Limitations & Future Work

  1. Limited Data Scale: 700 questions provide insufficient sample size in some fine-grained categories (e.g., only 64 questions for Place Info), making 1-2% differences between models lack statistical significance.
  2. MCQ Format Constraints: Multiple-choice questions cannot fully reflect the open-ended spatial reasoning requirements in real-world scenarios.
  3. Single Map Source: The benchmark is built solely on Google Maps, failing to cover other map services such as OpenStreetMap or Baidu Maps.
  4. Timeliness Issues: Map data change over time (e.g., store closures, road modifications), and static caching may lead to evaluation discrepancies over time.
  5. Lack of Remote Sensing Imagery: The benchmark uses only digital map screenshots and does not include remote sensing modalities like satellite imagery.
  • MapQaTor (ACL 2025): The data annotation tool for MapEval, used to cache API calls and construct a static evaluation database.
  • TravelPlanner (ICML 2024): Another benchmark focusing on travel planning, but limited strictly to textual reasoning.
  • GeoQuestions1089: An early geo-spatial QA dataset, which lacks multimodal and tool interaction evaluations.
  • MapAgent (EACL 2026): A follow-up work that builds a stronger map reasoning agent based on MapEval.

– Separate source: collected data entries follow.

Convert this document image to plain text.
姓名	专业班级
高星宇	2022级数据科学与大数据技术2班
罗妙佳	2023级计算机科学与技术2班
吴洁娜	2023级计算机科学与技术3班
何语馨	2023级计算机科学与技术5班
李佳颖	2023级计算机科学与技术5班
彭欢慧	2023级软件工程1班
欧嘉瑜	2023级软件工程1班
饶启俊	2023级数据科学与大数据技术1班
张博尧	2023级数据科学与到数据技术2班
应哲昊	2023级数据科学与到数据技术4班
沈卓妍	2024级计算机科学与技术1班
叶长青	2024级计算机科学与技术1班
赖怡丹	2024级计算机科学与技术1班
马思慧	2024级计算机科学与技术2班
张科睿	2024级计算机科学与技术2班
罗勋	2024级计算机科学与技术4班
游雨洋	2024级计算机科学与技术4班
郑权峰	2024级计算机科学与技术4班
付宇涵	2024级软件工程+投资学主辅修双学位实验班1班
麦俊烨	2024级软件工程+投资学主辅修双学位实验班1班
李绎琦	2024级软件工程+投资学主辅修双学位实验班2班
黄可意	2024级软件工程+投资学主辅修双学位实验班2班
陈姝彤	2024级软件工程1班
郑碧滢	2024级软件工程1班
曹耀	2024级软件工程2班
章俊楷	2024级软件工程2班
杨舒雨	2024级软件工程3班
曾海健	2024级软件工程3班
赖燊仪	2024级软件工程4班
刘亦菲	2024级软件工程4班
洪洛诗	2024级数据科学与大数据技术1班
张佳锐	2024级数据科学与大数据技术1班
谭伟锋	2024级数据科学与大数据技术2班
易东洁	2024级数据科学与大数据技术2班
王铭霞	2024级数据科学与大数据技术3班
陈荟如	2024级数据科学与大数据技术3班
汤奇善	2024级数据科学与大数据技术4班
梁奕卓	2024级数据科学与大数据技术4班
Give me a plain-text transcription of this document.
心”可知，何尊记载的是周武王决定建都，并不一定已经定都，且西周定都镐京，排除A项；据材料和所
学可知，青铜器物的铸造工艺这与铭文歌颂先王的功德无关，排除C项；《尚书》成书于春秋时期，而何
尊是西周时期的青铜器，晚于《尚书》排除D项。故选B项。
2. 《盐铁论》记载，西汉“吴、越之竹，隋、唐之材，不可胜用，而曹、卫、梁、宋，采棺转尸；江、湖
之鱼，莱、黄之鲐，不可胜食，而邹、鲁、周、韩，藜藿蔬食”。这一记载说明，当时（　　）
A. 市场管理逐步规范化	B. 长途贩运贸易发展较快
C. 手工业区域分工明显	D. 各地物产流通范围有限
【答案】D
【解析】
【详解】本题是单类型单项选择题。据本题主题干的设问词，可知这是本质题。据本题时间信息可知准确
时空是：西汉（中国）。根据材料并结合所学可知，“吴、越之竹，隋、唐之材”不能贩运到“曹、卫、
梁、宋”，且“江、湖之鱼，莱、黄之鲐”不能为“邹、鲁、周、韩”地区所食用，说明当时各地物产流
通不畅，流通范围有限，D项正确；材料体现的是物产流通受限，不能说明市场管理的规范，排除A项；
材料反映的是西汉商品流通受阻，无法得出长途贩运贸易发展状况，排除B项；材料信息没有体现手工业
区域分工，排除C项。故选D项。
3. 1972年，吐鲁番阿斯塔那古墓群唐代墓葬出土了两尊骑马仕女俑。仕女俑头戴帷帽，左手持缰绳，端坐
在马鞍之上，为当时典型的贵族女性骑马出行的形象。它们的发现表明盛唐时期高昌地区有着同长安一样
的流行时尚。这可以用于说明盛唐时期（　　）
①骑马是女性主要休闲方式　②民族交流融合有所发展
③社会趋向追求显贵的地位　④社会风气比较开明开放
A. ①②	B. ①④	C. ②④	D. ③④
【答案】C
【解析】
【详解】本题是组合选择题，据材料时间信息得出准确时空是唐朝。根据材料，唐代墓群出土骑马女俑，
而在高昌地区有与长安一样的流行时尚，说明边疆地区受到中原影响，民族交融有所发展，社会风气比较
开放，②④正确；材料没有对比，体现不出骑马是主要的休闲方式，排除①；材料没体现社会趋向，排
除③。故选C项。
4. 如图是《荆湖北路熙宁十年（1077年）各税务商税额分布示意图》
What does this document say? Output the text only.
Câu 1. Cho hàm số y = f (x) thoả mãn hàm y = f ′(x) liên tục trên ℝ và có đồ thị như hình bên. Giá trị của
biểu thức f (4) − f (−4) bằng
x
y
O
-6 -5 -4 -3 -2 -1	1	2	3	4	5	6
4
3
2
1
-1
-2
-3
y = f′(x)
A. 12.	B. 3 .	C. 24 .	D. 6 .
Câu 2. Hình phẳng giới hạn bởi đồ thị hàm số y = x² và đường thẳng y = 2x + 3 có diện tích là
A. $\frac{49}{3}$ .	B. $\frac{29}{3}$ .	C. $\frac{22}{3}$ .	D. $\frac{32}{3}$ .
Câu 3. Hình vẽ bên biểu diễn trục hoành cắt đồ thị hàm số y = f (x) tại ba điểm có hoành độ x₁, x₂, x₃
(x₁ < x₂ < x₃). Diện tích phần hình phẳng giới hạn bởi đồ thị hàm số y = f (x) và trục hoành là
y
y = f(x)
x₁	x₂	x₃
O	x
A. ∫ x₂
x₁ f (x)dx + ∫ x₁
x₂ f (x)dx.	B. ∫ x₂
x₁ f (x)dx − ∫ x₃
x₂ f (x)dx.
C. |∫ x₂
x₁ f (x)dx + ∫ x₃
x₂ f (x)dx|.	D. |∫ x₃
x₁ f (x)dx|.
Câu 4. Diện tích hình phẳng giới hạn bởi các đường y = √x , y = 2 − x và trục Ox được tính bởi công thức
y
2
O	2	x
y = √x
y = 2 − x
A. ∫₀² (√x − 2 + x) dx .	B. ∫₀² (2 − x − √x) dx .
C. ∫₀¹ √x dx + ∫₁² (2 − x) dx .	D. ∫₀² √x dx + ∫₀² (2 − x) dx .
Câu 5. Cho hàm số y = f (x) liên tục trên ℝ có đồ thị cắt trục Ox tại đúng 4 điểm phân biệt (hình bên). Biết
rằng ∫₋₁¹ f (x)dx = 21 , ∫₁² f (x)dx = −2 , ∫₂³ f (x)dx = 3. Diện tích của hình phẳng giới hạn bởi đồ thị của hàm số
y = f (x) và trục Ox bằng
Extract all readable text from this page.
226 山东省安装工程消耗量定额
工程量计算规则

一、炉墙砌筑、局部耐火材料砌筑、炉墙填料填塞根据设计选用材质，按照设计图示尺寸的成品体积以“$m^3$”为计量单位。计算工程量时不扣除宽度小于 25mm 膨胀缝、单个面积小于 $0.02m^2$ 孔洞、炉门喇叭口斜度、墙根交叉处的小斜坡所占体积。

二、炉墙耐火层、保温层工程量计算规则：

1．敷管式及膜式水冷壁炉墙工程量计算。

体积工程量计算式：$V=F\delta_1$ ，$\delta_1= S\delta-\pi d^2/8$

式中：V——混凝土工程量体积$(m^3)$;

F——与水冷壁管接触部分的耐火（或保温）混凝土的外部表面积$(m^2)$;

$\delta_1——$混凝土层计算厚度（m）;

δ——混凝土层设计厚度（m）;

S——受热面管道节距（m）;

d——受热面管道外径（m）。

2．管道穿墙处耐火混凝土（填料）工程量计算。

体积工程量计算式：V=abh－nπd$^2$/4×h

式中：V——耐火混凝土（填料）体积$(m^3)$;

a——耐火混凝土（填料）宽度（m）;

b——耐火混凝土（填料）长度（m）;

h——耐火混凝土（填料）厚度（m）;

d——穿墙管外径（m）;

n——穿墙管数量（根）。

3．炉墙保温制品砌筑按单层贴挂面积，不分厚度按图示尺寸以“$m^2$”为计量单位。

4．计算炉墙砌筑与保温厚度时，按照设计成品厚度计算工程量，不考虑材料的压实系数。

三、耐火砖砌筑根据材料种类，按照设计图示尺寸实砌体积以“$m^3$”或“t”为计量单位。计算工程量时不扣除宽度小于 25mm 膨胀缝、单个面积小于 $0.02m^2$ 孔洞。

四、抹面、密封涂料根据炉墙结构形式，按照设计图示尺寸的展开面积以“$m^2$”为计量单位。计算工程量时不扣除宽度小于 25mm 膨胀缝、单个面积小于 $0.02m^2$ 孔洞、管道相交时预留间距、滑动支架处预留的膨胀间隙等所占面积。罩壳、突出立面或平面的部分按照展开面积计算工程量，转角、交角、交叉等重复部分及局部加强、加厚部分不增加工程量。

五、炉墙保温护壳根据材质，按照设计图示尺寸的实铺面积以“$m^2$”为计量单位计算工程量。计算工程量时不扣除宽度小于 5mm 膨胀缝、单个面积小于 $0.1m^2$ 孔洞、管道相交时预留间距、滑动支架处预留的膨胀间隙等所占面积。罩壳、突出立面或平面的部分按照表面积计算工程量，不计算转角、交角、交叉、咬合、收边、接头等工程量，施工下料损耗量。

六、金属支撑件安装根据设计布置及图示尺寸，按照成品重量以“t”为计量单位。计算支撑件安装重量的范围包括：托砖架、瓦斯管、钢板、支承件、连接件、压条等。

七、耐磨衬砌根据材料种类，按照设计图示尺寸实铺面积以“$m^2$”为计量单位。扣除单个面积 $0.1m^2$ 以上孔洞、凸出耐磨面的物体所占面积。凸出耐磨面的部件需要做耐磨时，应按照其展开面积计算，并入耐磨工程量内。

Insights: Geo-spatial reasoning is a critical weakness in foundation models. Future research could combine remote sensing imagery, GIS tools, and structured geographic knowledge graphs to enhance the spatial understanding capabilities of models.

Rating

  • Novelty: ⭐⭐⭐⭐ — First map reasoning benchmark to integrate textual, API, and visual modalities.
  • Value: ⭐⭐⭐⭐ — Directly serves to evaluate high-frequency application scenarios such as navigation and trip planning.
  • Experimental Thoroughness: ⭐⭐⭐⭐⭐ — Evaluates 30 models and includes multi-dimensional ablation analyses.
  • Writing Quality: ⭐⭐⭐⭐ — Clear structure with comprehensive experiments.